A friend pointed me to Neil Gaiman's blog, specifically to an essay giving advice to writers. In one point, he mentioned that people will often come up to him, offering a truly fantastic idea that is sure to be a best seller and all Gaiman has to do is put the words on paper. At that point, Neil kindly explains that he already has plenty of ideas and doesn't have enough time to work on his own stuff. Ideas are pretty cheap. Everybody gets them all the time. Gaiman writes, ". . .no matter how good the idea, the execution is everything. And the real work is done at the keyboard or huddled over the notebook, putting one word down after another."
I find this particularly true. I have countless ideas in every stage of completeness. I have fully-realized ideas, ideas that need a good editing, ideas that need major revision, half-formed ideas, one-sentence ideas, and vague notions of ideas. And without a doubt, I have the least amount of fully-realized writing. It's hard. It's a pain in the butt. It's time-consuming and exhausting. Half-formed ideas and vague notions of ideas are way more fun to imagine certain scenes and how awesome it will be when it's real. Actually making it real can be way less fun (mostly because it takes effort).

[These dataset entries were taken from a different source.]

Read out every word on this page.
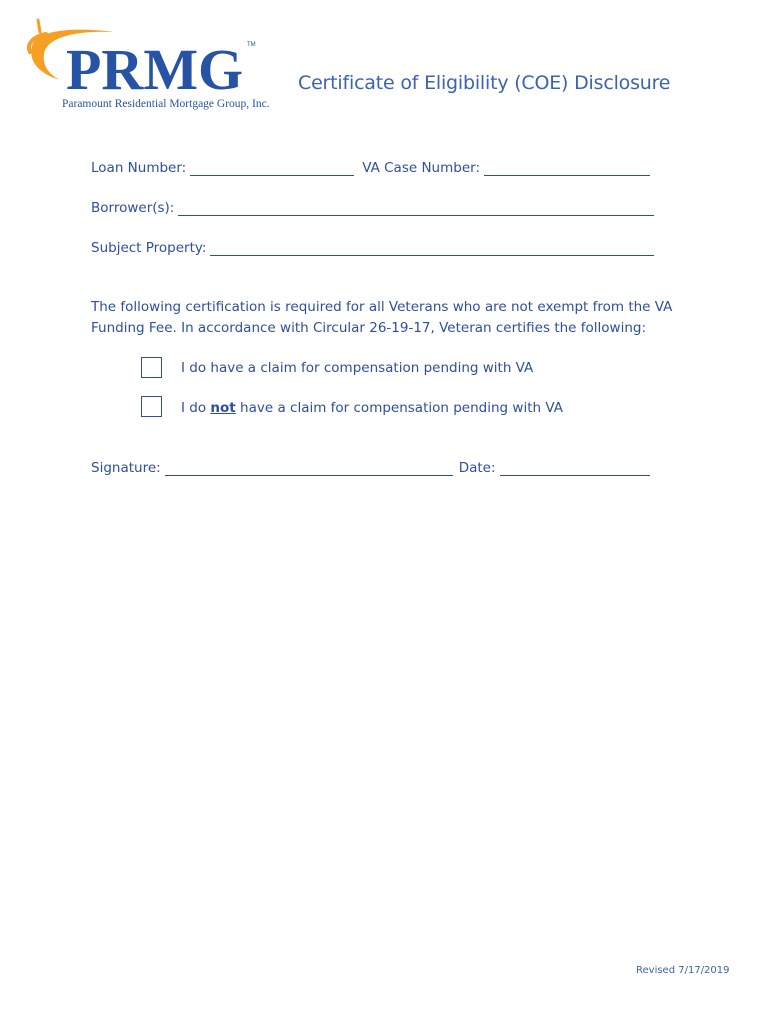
PRMG TM
Paramount Residential Mortgage Group, Inc.
Certificate of Eligibility (COE) Disclosure
Loan Number:	VA Case Number:
Borrower(s):
Subject Property:
The following certification is required for all Veterans who are not exempt from the VA
Funding Fee. In accordance with Circular 26-19-17, Veteran certifies the following:
I do have a claim for compensation pending with VA
I do not have a claim for compensation pending with VA
Signature:	Date:
Revised 7/17/2019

Still, it should serve as a reminder and a motivation to writers. The difference between us and them is that we sit down and put one word down after another. We all have ideas, but writers do something about them. Instead of fantasizing about it and talking about how great it will be, we actually make something that's great. It isn't easy, but if it was, everybody would be doing it instead of just talking about it.